Anatomical Structure: Features a pronounced indentation at the crown. It shows a central core of soft endosperm surrounded by thick walls of hard endosperm on the sides. The distinctive "dent" forms because the central soft starch content shrinks rapidly and collapses inward as the kernel dries down.

Culinary Applications: Ground into fine cornmeal for everyday baking, or nixtamalized into hominy to produce masa for authentic tortillas and tamales. It is widely utilized in producing traditional corn beer, hominy grits, or harvested early in the milk stage to be prepared as roasted elotes.

Key Agricultural Note: Representing the vast majority of global commercial corn production, this variety is the foundational backbone of modern industrial agriculture. It is highly valued for its massive yield potential and serves as the primary raw material for animal feed, corn syrup, and ethanol biofuel production.

Popcorn (Hulless)

Anatomical Structure: A specialized variant of flint corn featuring smaller, slightly translucent kernels.
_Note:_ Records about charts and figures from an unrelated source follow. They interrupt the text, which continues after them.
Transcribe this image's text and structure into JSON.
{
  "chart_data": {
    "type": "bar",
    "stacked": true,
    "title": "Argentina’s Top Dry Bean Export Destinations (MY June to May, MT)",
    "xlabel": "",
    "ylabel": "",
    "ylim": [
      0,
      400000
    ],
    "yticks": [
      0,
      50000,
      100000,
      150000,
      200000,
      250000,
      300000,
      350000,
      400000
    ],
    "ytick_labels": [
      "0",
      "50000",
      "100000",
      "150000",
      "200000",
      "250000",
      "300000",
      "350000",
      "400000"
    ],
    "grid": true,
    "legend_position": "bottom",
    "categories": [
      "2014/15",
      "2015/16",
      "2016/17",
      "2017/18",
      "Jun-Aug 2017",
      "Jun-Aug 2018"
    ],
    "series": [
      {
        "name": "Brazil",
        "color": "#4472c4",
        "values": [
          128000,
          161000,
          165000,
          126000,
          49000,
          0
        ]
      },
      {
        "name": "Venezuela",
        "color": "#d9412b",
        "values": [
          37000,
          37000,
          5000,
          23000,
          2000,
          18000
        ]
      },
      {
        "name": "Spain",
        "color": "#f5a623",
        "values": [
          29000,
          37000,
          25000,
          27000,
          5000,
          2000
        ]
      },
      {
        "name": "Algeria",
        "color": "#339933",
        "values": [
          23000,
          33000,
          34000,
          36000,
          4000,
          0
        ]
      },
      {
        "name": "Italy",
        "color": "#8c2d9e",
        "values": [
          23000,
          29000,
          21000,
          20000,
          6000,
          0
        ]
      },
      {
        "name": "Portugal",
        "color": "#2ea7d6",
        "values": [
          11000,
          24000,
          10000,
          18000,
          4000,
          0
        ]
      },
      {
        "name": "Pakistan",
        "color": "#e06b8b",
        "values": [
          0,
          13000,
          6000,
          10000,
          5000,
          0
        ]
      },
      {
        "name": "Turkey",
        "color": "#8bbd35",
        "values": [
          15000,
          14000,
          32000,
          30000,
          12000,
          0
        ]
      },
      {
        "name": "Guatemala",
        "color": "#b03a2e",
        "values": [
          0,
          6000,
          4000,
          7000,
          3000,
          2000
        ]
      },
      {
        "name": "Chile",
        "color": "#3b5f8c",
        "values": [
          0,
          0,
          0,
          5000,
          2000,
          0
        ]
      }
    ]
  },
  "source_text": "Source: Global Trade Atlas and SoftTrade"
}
It possesses a uniquely thin, fragile pericarp (hull) engineered to trap internal moisture around a dense endosperm matrix. Unlike thick commercial hybrids, this delicate hull is brittle enough to shatter entirely into unnoticeable fragments upon popping.

Culinary Applications: When heated, the trapped moisture expands into steam, building rapid internal pressure until the kernel completely turns inside out into an exceptionally tender, hull-free snack. It can be ground into fine meal for tender grits or polenta, or toasted and ground after popping to create a light pinole.

Key Agriculture Note: Maintaining a precise moisture content between 13.5% and 14% is critical for a full pop. The heirloom hull is exceptionally thin and sensitive to mechanical stress, so these crops must be harvested and shelled with immense care to prevent micro-cracks that would allow steam to escape prematurely.